Remarquons par ailleurs que l'approche "profils R/R cohérents" est tout à fait imbriquée avec les pratiques de régulation. Les accords de Bâle prévoient en effet deux éléments importants de segmentation de l'activité sur le thème du risque : le traitement du risque de crédit entre autres selon une approche différenciée ou de "masse" de la créance (qui dépend de l'encours et donc du type de client) d'une part, et la segmentation par métier qui détermine la consommation de capital au titre du risque opérationnel d'autre part. Ces deux critères comportent un élément de différenciation de clientèles assez net (distinction retail/ commercial banking, etc.) étroitement lié aux profils de rendement/risque distincts de ces activités. Le système de reporting, induit par l'application de l'IAS 14 et qui aboutit naturellement vers la détermination du Raroc et/ou du RoE par métiers, devrait donc s'appuyer sur les accords de Bâle pour exister. Ainsi, deux projets aux visées différentes et lancés dans les années soixante-dix se rejoignent sur l'importance de la segmentation clientèle dans le couple rentabilité/risque. De fait, risque et rentabilité sont par nature liés sur la plupart des marchés.
Par souci de surveillance prudentielle, le régulateur (plus que le commissaire aux comptes) a tout intérêt à diffuser une norme de gouvernance au sein des institutions bancaires et à rendre plus lisible l'activité des entreprises pour les investisseurs en dettes ou en actions.
En dernier lieu, le caractère de norme de l'IAS 14 impose des règles de présentation commune à tous, ce qui permet de réaliser des benchmarking plus aisément et de situer la rentabilité d'une entreprise sur ses différents marchés. Cela reste aujourd'hui un exercice hasardeux alors qu'il présente une vertu importante pour le système économique, que ce soit du côté des investisseurs ou de celui des dirigeants.

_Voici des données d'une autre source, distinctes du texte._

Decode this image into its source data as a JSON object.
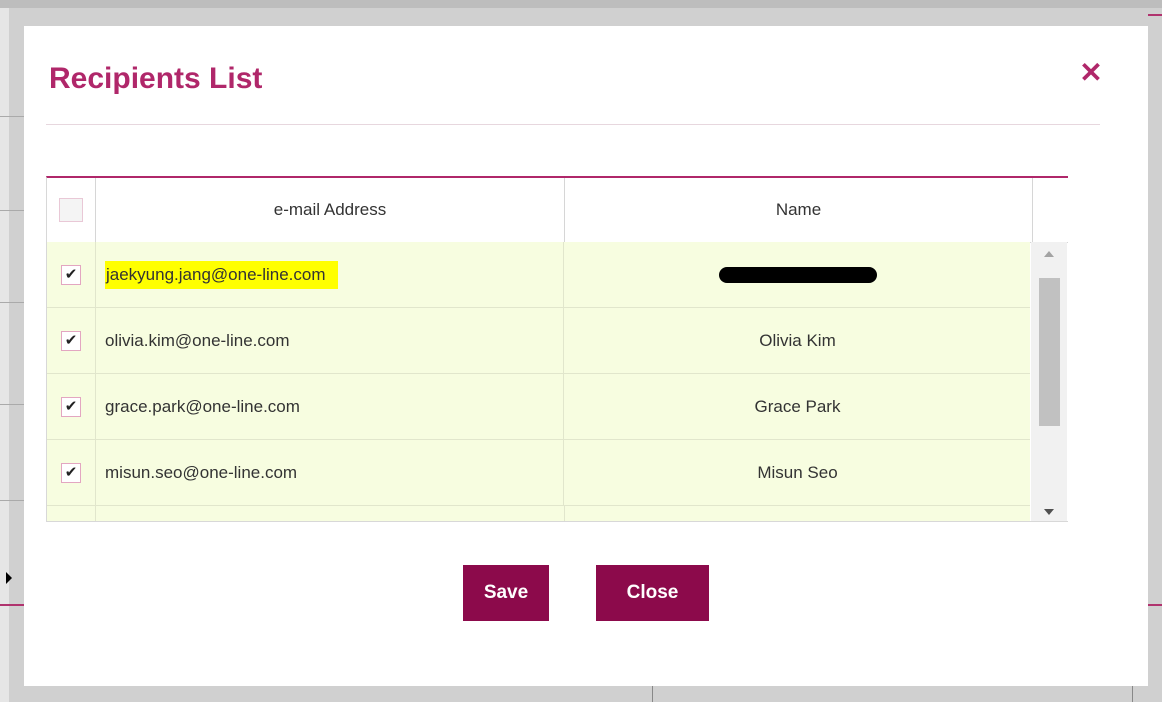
{
  "dialog": {
    "title": "Recipients List",
    "close_icon": "✕"
  },
  "table": {
    "columns": {
      "email": "e-mail Address",
      "name": "Name"
    },
    "rows": [
      {
        "email": "jaekyung.jang@one-line.com",
        "name": "",
        "checked": true,
        "email_highlighted": true,
        "name_redacted": true
      },
      {
        "email": "olivia.kim@one-line.com",
        "name": "Olivia Kim",
        "checked": true
      },
      {
        "email": "grace.park@one-line.com",
        "name": "Grace Park",
        "checked": true
      },
      {
        "email": "misun.seo@one-line.com",
        "name": "Misun Seo",
        "checked": true
      }
    ],
    "check_mark": "✔"
  },
  "buttons": {
    "save": "Save",
    "close": "Close"
  },
  "colors": {
    "accent": "#b0276a",
    "button": "#8c0a4b",
    "row_bg": "#f7fde0",
    "highlight": "#ffff00"
  }
}
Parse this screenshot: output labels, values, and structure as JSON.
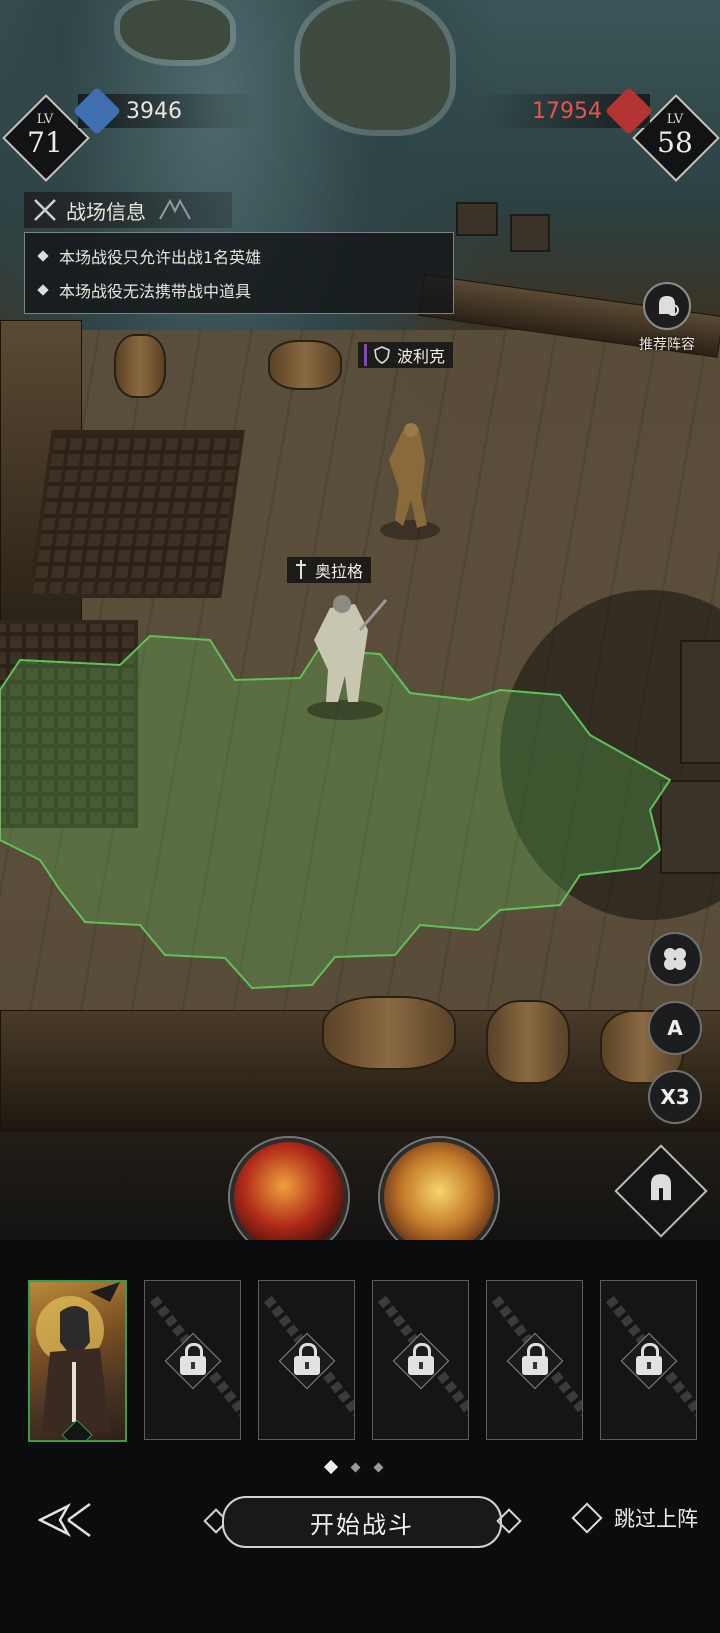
{
  "player": {
    "lv_label": "LV",
    "level": "71",
    "power": "3946"
  },
  "enemy": {
    "lv_label": "LV",
    "level": "58",
    "power": "17954"
  },
  "battlefield_info": {
    "title": "战场信息",
    "rules": [
      "本场战役只允许出战1名英雄",
      "本场战役无法携带战中道具"
    ]
  },
  "recommend": {
    "label": "推荐阵容"
  },
  "units": {
    "enemy_name": "波利克",
    "hero_name": "奥拉格"
  },
  "side_buttons": {
    "speed": "X3",
    "auto": "A"
  },
  "slots": {
    "unlocked": 1,
    "locked": 5
  },
  "pager": {
    "pages": 3,
    "active": 1
  },
  "actions": {
    "start_battle": "开始战斗",
    "skip_deploy": "跳过上阵"
  },
  "colors": {
    "player_accent": "#3f6fb0",
    "enemy_accent": "#b43434",
    "enemy_power_text": "#e0574f",
    "zone_outline": "#5ec25a",
    "hero_card_border": "#3f9a43"
  }
}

UN TEXTE AMBITIEUX, MAIS COMPLEXE À METTRE EN OEUVRE

Si le texte comporte un volet induit de corporate governance, l'idée d'adapter l'organisation des entreprises via la réglementation comptable est difficile à admettre. Certes, comptabilité, transparence, investisseurs et donc actionnaires sont intimement liés, mais l'ampleur des évolutions engendrées par une réorganisation des métiers est telle, que le mouvement est difficile à justifier avec un texte à portée comptable ou même de reporting financier ! Le principe de publication de la management view de la norme SFAS 131 pourrait même garantir une meilleure transparence que l'approche IAS 14. Le danger de la norme IAS est en effet de permettre à des entreprises peu scrupuleuses d'élaborer un reporting par segment à destination unique des externes, et de continuer d'autre part à raisonner en interne sur la base d'une segmentation différente. Si la norme IAS 14 impose une correspondance entre reporting interne et externe, l'affaire Enron a démontré que les possibilités de contournement existent, notamment lorsque la garantie de respect de la norme repose sur un seul agent (le commissaire aux comptes)... du moins à court terme ! L'absence de "normalisation" de la segmentation dans le texte de la SFAS est révélatrice de la confiance faite au marché en tant que régulateur : le marché privilégiant les entreprises les mieux organisées (toutes choses égales par ailleurs), une segmentation jugée inadéquate par les investisseurs se traduira par un coût du capital plus élevé pour l'entreprise, une incitation très efficace au mouvement et qui repose sur une multitude de contrôleurs.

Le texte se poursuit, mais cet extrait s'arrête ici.